US slams officials over rights abuses
WASHINGTON: The Trump administration imposed sanctions on Thursday on 10 North Korean officials and organisations over human rights abuses and censorship, including a diplomat in China accused of forcing North Korean asylum seekers home.
It’s the latest step in a US effort to increase diplomatic and economic pressure on Pyongyang, and seek “accountability” for officials of its authoritarian government.
The action was announced in conjunction with a new State Department report on dire human rights conditions in the isolated nation said to include extrajudicial killings, forced labour, torture, prolonged arbitrary detention and rape. The report, required by Congress, highlights abuses the US says underwrite the North’s nuclear weapons programme, including revenues it derives from overseas labourers. Thousands of North Koreans are sent abroad every year to work in “slave-like” conditions, it says.

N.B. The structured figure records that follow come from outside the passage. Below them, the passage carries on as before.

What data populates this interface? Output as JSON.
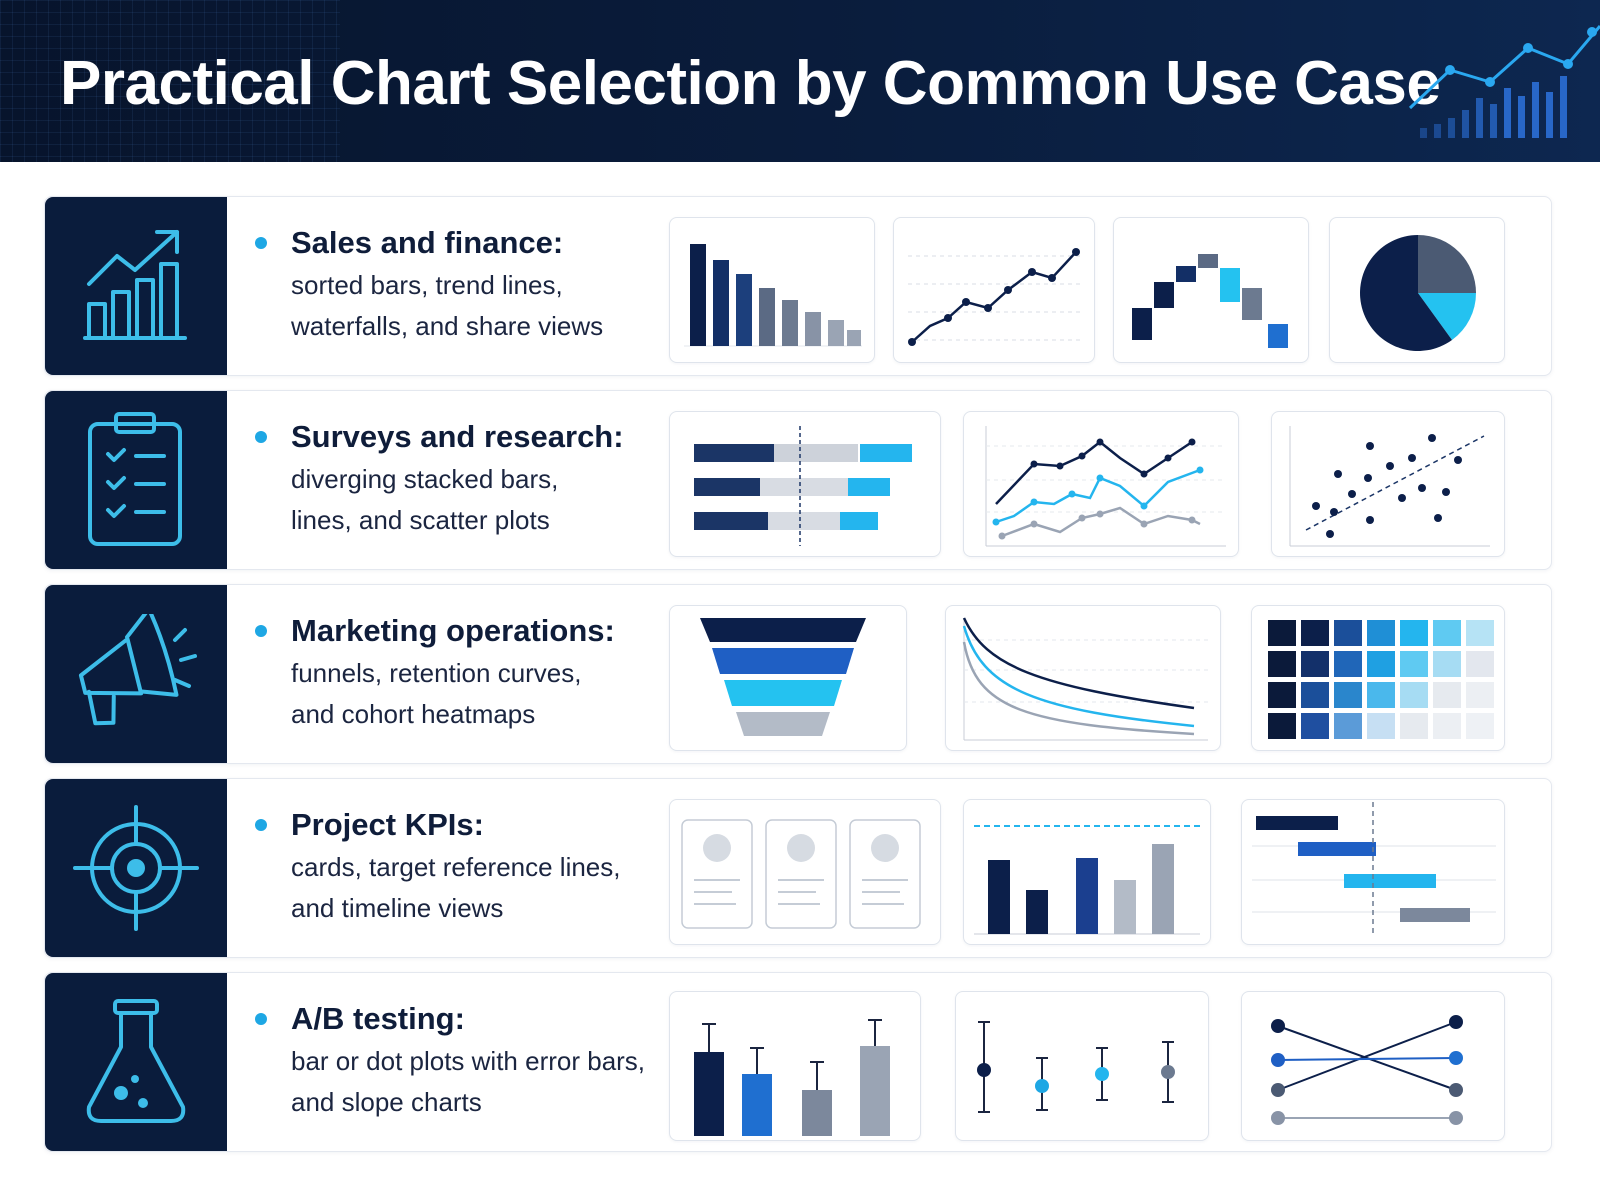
{
  "title": "Practical Chart Selection by Common Use Case",
  "colors": {
    "navy": "#0c1f4a",
    "blue": "#1f5fc4",
    "cyan": "#24c2f0",
    "slate": "#6c7a90",
    "gray": "#b3bbc7",
    "header_bg": "#0a1d3d",
    "icon_panel": "#0a1c3c",
    "icon_stroke": "#3dbde9",
    "bullet": "#1ea7e4"
  },
  "rows": [
    {
      "icon": "growth-chart-icon",
      "title": "Sales and finance:",
      "desc_lines": [
        "sorted bars, trend lines,",
        "waterfalls, and share views"
      ],
      "thumbnails": [
        "sorted-bar-chart",
        "trend-line-chart",
        "waterfall-chart",
        "pie-chart"
      ]
    },
    {
      "icon": "clipboard-checklist-icon",
      "title": "Surveys and research:",
      "desc_lines": [
        "diverging stacked bars,",
        "lines, and scatter plots"
      ],
      "thumbnails": [
        "diverging-stacked-bar-chart",
        "multi-line-chart",
        "scatter-plot"
      ]
    },
    {
      "icon": "megaphone-icon",
      "title": "Marketing operations:",
      "desc_lines": [
        "funnels, retention curves,",
        "and cohort heatmaps"
      ],
      "thumbnails": [
        "funnel-chart",
        "retention-curve-chart",
        "cohort-heatmap"
      ]
    },
    {
      "icon": "target-icon",
      "title": "Project KPIs:",
      "desc_lines": [
        "cards, target reference lines,",
        "and timeline views"
      ],
      "thumbnails": [
        "kpi-cards",
        "target-reference-bar-chart",
        "timeline-chart"
      ]
    },
    {
      "icon": "flask-icon",
      "title": "A/B testing:",
      "desc_lines": [
        "bar or dot plots with error bars,",
        "and slope charts"
      ],
      "thumbnails": [
        "error-bar-chart",
        "dot-plot-with-error-bars",
        "slope-chart"
      ]
    }
  ]
}
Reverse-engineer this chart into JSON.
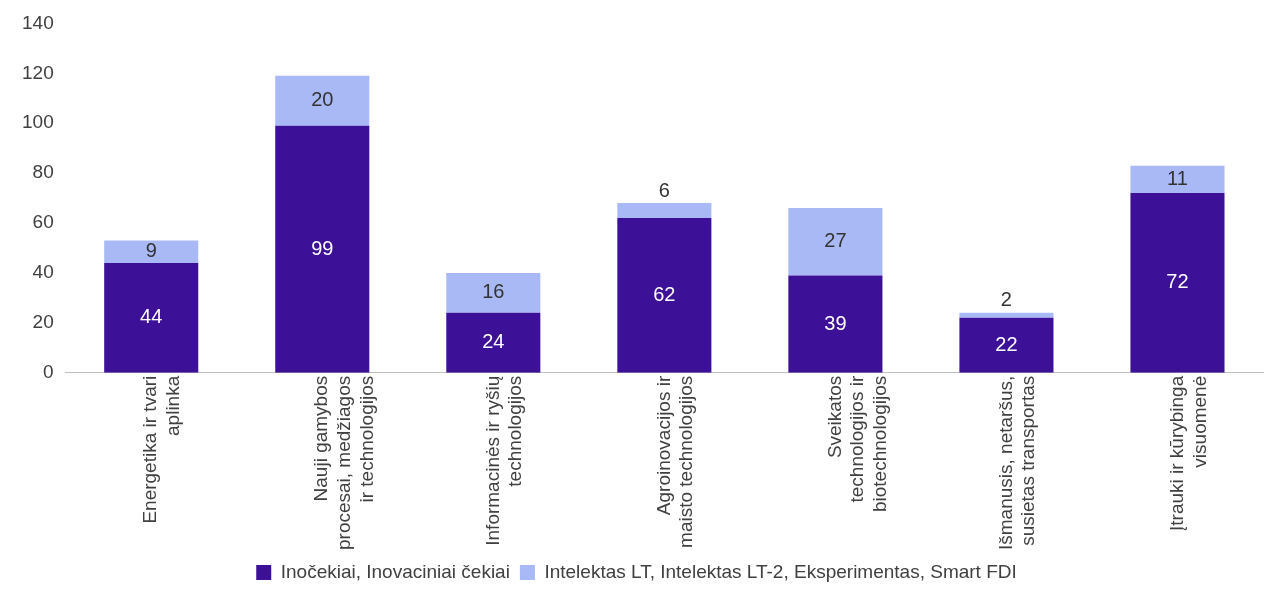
{
  "chart_data": {
    "type": "bar",
    "stacked": true,
    "categories": [
      "Energetika ir tvari aplinka",
      "Nauji gamybos procesai, medžiagos ir technologijos",
      "Informacinės ir ryšių technologijos",
      "Agroinovacijos ir maisto technologijos",
      "Sveikatos technologijos ir biotechnologijos",
      "Išmanusis, netaršus, susietas transportas",
      "Įtrauki ir kūrybinga visuomenė"
    ],
    "series": [
      {
        "name": "Inočekiai, Inovaciniai čekiai",
        "color": "#3c1198",
        "values": [
          44,
          99,
          24,
          62,
          39,
          22,
          72
        ]
      },
      {
        "name": "Intelektas LT, Intelektas LT-2, Eksperimentas, Smart FDI",
        "color": "#a9b9f6",
        "values": [
          9,
          20,
          16,
          6,
          27,
          2,
          11
        ]
      }
    ],
    "ylim": [
      0,
      140
    ],
    "yticks": [
      0,
      20,
      40,
      60,
      80,
      100,
      120,
      140
    ],
    "grid": false,
    "legend": "bottom",
    "data_labels": true
  }
}
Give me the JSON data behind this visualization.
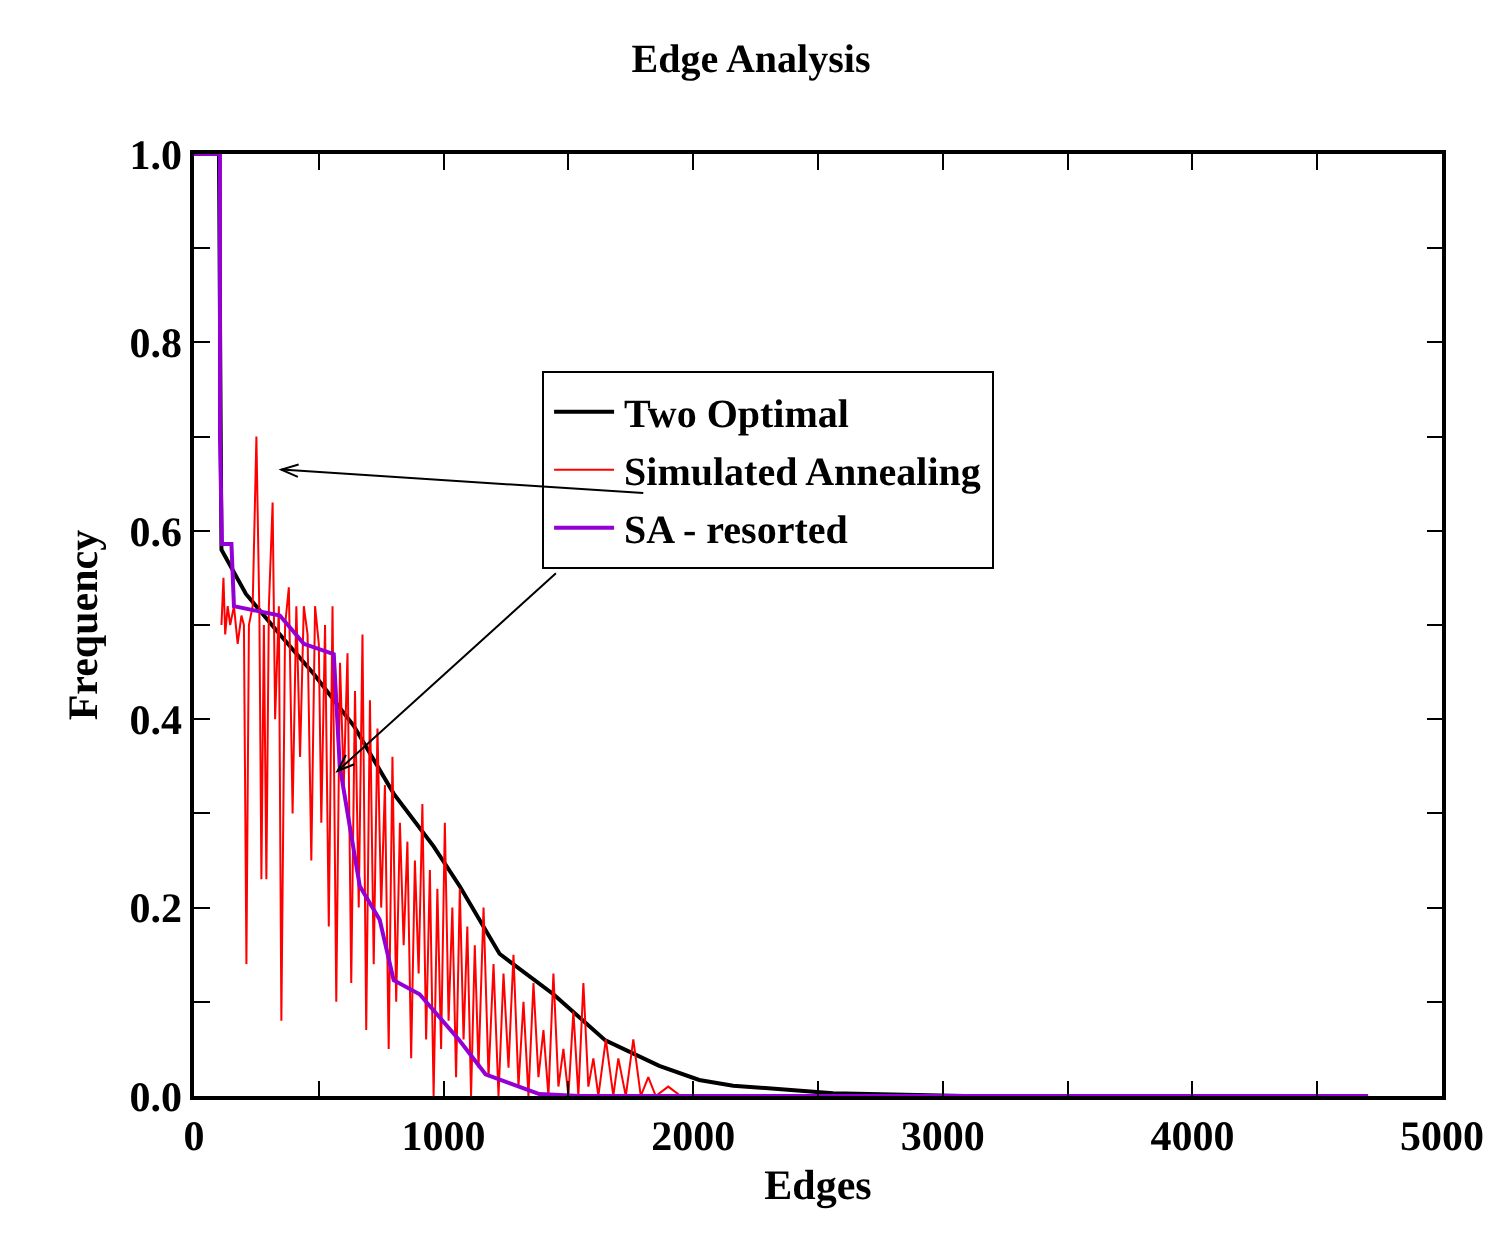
{
  "chart_data": {
    "type": "line",
    "title": "Edge Analysis",
    "xlabel": "Edges",
    "ylabel": "Frequency",
    "xlim": [
      0,
      5000
    ],
    "ylim": [
      0,
      1
    ],
    "xticks": [
      0,
      {
        "value": 500,
        "label": null
      },
      1000,
      {
        "value": 1500,
        "label": null
      },
      2000,
      {
        "value": 2500,
        "label": null
      },
      3000,
      {
        "value": 3500,
        "label": null
      },
      4000,
      {
        "value": 4500,
        "label": null
      },
      5000
    ],
    "yticks": [
      {
        "value": 0,
        "label": "0.0"
      },
      {
        "value": 0.1,
        "label": null
      },
      0.2,
      {
        "value": 0.3,
        "label": null
      },
      0.4,
      {
        "value": 0.5,
        "label": null
      },
      0.6,
      {
        "value": 0.7,
        "label": null
      },
      0.8,
      {
        "value": 0.9,
        "label": null
      },
      {
        "value": 1,
        "label": "1.0"
      }
    ],
    "grid": false,
    "legend": "top",
    "marker": "none",
    "line_style": "solid",
    "series": [
      {
        "name": "Two Optimal",
        "color": "#000000",
        "x": [
          0,
          100,
          110,
          208,
          344,
          480,
          640,
          800,
          960,
          1064,
          1224,
          1440,
          1648,
          1864,
          2024,
          2160,
          2560,
          3088
        ],
        "values": [
          1,
          1,
          0.58,
          0.533,
          0.49,
          0.448,
          0.393,
          0.321,
          0.265,
          0.223,
          0.151,
          0.108,
          0.059,
          0.032,
          0.017,
          0.011,
          0.003,
          0
        ]
      },
      {
        "name": "Simulated Annealing",
        "color": "#ff0000",
        "x": [
          110,
          118,
          125,
          135,
          145,
          160,
          175,
          190,
          200,
          210,
          220,
          235,
          250,
          262,
          270,
          280,
          290,
          300,
          315,
          325,
          340,
          350,
          365,
          380,
          395,
          410,
          425,
          440,
          455,
          470,
          485,
          500,
          510,
          525,
          540,
          555,
          570,
          585,
          600,
          615,
          630,
          645,
          660,
          675,
          690,
          705,
          720,
          735,
          750,
          765,
          780,
          795,
          810,
          825,
          840,
          855,
          870,
          885,
          900,
          915,
          930,
          945,
          960,
          975,
          990,
          1005,
          1020,
          1035,
          1050,
          1065,
          1080,
          1095,
          1110,
          1125,
          1140,
          1160,
          1180,
          1200,
          1220,
          1240,
          1260,
          1280,
          1300,
          1320,
          1340,
          1360,
          1380,
          1400,
          1420,
          1440,
          1460,
          1480,
          1500,
          1520,
          1540,
          1560,
          1580,
          1600,
          1620,
          1650,
          1680,
          1700,
          1730,
          1760,
          1790,
          1820,
          1850,
          1900,
          1950
        ],
        "values": [
          0.5,
          0.55,
          0.49,
          0.52,
          0.5,
          0.52,
          0.48,
          0.51,
          0.5,
          0.14,
          0.5,
          0.52,
          0.7,
          0.51,
          0.23,
          0.5,
          0.23,
          0.52,
          0.63,
          0.4,
          0.52,
          0.08,
          0.5,
          0.54,
          0.3,
          0.52,
          0.36,
          0.52,
          0.49,
          0.25,
          0.52,
          0.48,
          0.29,
          0.5,
          0.18,
          0.52,
          0.1,
          0.46,
          0.33,
          0.47,
          0.12,
          0.43,
          0.2,
          0.49,
          0.07,
          0.42,
          0.14,
          0.39,
          0.2,
          0.33,
          0.05,
          0.36,
          0.1,
          0.29,
          0.16,
          0.27,
          0.04,
          0.25,
          0.13,
          0.31,
          0.06,
          0.24,
          0,
          0.22,
          0.05,
          0.29,
          0.08,
          0.2,
          0.02,
          0.22,
          0.06,
          0.18,
          0,
          0.16,
          0.03,
          0.2,
          0.02,
          0.14,
          0,
          0.13,
          0.03,
          0.15,
          0.01,
          0.1,
          0,
          0.12,
          0.02,
          0.07,
          0,
          0.13,
          0.01,
          0.05,
          0,
          0.09,
          0,
          0.12,
          0.01,
          0.04,
          0,
          0.06,
          0,
          0.04,
          0,
          0.06,
          0,
          0.02,
          0,
          0.01,
          0
        ]
      },
      {
        "name": "SA - resorted",
        "color": "#9400d3",
        "x": [
          0,
          104,
          104,
          112,
          150,
          160,
          344,
          440,
          560,
          584,
          664,
          744,
          800,
          904,
          1064,
          1168,
          1384,
          1544,
          4704
        ],
        "values": [
          1,
          1,
          0.7,
          0.586,
          0.586,
          0.52,
          0.51,
          0.48,
          0.469,
          0.35,
          0.223,
          0.187,
          0.123,
          0.108,
          0.059,
          0.023,
          0.002,
          0,
          0
        ]
      }
    ]
  }
}
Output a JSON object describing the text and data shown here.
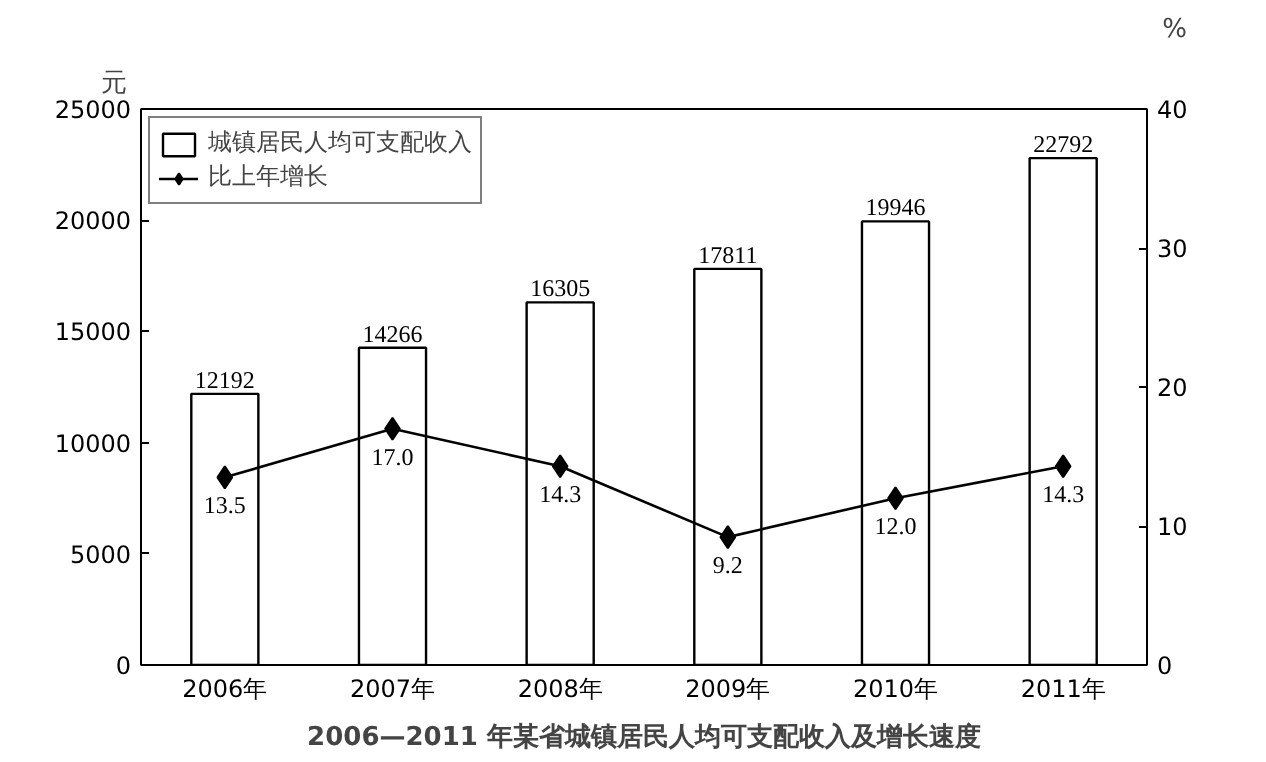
{
  "chart_data": {
    "type": "bar",
    "title": "2006—2011 年某省城镇居民人均可支配收入及增长速度",
    "ylabel": "元",
    "y2label": "%",
    "categories": [
      "2006年",
      "2007年",
      "2008年",
      "2009年",
      "2010年",
      "2011年"
    ],
    "series": [
      {
        "name": "城镇居民人均可支配收入",
        "color": "#ffffff",
        "values": [
          12192,
          14266,
          16305,
          17811,
          19946,
          22792
        ]
      },
      {
        "name": "比上年增长",
        "type": "line",
        "axis": "y2",
        "color": "#000000",
        "marker": "diamond",
        "values": [
          13.5,
          17.0,
          14.3,
          9.2,
          12.0,
          14.3
        ],
        "value_labels": [
          "13.5",
          "17.0",
          "14.3",
          "9.2",
          "12.0",
          "14.3"
        ]
      }
    ],
    "data_labels": true,
    "ylim": [
      0,
      25000
    ],
    "yticks": [
      0,
      5000,
      10000,
      15000,
      20000,
      25000
    ],
    "y2lim": [
      0,
      40
    ],
    "y2ticks": [
      0,
      10,
      20,
      30,
      40
    ],
    "grid": false,
    "legend": "top left"
  }
}
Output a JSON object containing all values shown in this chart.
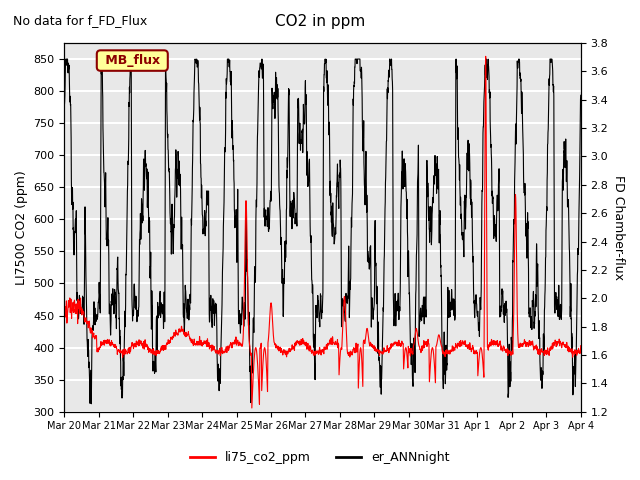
{
  "title": "CO2 in ppm",
  "subtitle": "No data for f_FD_Flux",
  "ylabel_left": "LI7500 CO2 (ppm)",
  "ylabel_right": "FD Chamber-flux",
  "ylim_left": [
    300,
    875
  ],
  "ylim_right": [
    1.2,
    3.8
  ],
  "yticks_left": [
    300,
    350,
    400,
    450,
    500,
    550,
    600,
    650,
    700,
    750,
    800,
    850
  ],
  "yticks_right": [
    1.2,
    1.4,
    1.6,
    1.8,
    2.0,
    2.2,
    2.4,
    2.6,
    2.8,
    3.0,
    3.2,
    3.4,
    3.6,
    3.8
  ],
  "xtick_labels": [
    "Mar 20",
    "Mar 21",
    "Mar 22",
    "Mar 23",
    "Mar 24",
    "Mar 25",
    "Mar 26",
    "Mar 27",
    "Mar 28",
    "Mar 29",
    "Mar 30",
    "Mar 31",
    "Apr 1",
    "Apr 2",
    "Apr 3",
    "Apr 4"
  ],
  "legend_labels": [
    "li75_co2_ppm",
    "er_ANNnight"
  ],
  "line1_color": "red",
  "line2_color": "black",
  "line1_lw": 0.8,
  "line2_lw": 0.8,
  "mb_flux_box_color": "#ffff99",
  "mb_flux_text_color": "#8b0000",
  "background_color": "#e8e8e8",
  "grid_color": "white",
  "n_days": 16
}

Among the seven officials and three entities put on the Treasury Department’s Office of Foreign Assets Control blacklist Thursday were the commander of the Military Security Command, Jo Kyong-chol; minister of labour, Jong Yong-su; and director of the external construction bureau, Kim Kang-jin. The bureau is the government agency that manages the construction firms that send labourers overseas. Also sanctioned was Chol Hyun Construction, a North Korean company that exports workers, primarily to Gulf states and Africa.
“We aim to send a signal to all DPRK government officials, particularly prison camp managers and mid-level officials, that we can and we will expose human rights abuses,” said Scott Busby, a senior official in the department’s human rights bureau.